No One Has a Perfect Scorecard
The tone of this post has been very negative, but overall my feelings on Weird West are about the same as they were with Deathloop. I can't bring myself to hate it, and I enjoyed it in places, but I don't particularly like anything about it in motion. The idea, the concept, of this game is phenomenal, but the execution leaves a lot to be desired. I haven't even touched on the art, which is abysmal, and the animation quality, which is even worse. I spent the last half of my playthrough--which took about fifteen hours--focusing only on the main story, because I found no joy whatsoever in any side content.
It isn't the idea of a weird Western ImSim. That's still a great concept. It's just that Weird West isn't very good. With only more care given to the environments and more time spent on the stealth systems, it could have been an excellent game. As it is, it feels very cheap and very underbaked.
It's here I would like to draw attention toward Blood West one final time. I think it bears mentioning because it sets out to accomplish more or less the same things as Weird West on paper, and where Weird stumbles, Blood excels. It nails the Western atmosphere; it lands its narrative; it does inventory right; it perfects exploration. Blood West is, of course, a much simpler game, trying to do far less, currently only 1/3 as long (but will probably be about the same length once it's out). It's also basically linear, whereas Weird West is remarkable for its lack of linearity.

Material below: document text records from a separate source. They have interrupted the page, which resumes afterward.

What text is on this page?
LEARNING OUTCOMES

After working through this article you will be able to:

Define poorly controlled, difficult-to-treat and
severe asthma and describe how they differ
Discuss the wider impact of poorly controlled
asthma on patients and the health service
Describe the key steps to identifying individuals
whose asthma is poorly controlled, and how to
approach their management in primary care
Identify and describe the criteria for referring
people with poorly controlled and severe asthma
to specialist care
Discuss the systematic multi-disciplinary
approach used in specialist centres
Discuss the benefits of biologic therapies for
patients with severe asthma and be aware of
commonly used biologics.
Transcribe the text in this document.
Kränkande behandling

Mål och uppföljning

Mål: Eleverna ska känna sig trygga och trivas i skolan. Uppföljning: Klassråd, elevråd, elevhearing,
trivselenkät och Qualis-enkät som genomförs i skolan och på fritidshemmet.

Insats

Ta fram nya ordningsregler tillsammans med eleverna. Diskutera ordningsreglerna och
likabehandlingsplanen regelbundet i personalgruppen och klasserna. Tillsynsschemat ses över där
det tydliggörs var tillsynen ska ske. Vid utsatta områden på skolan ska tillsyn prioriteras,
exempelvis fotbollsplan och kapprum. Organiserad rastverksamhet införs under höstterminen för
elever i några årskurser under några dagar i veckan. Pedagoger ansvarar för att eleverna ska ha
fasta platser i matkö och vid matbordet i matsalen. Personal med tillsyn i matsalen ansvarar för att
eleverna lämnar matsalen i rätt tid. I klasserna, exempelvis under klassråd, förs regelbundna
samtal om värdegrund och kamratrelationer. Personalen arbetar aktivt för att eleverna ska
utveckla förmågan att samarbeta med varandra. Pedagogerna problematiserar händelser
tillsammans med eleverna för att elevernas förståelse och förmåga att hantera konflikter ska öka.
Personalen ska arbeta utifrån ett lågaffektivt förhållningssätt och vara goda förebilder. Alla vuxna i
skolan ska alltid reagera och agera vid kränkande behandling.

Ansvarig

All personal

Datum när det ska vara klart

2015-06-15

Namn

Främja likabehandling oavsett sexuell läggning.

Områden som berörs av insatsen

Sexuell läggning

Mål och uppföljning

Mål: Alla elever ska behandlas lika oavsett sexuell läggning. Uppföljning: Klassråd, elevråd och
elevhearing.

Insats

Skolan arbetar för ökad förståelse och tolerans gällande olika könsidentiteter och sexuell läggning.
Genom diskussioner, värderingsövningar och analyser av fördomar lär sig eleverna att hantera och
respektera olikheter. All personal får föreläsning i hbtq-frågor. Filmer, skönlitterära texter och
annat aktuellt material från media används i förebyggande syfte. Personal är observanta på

Yet the fact remains. Blood West gave me the Western horror ImSim I craved. Weird West--well, I hope it gets a sequel, and I hope they manage to improve on some of the things I've discussed here. I came away from the game feeling like I'd played a confused mishmash of different titles: Fallout meets Dishonored meets Hitman meets Heat Signature meets Wasteland meets The Elder Scrolls. When all is said and done, there's a reason why these games are different. They don't work well when blended together into a French smoothie.
This is Colantonio's worst game. It's worse than Arx Fatalis, relative to the period of its release. It doesn't hold a candle to Dishonored or Prey, and even Dark Messiah blows it out of the water. But still, I can't wait for his next one.
This review was done with a copy purchased from Steam.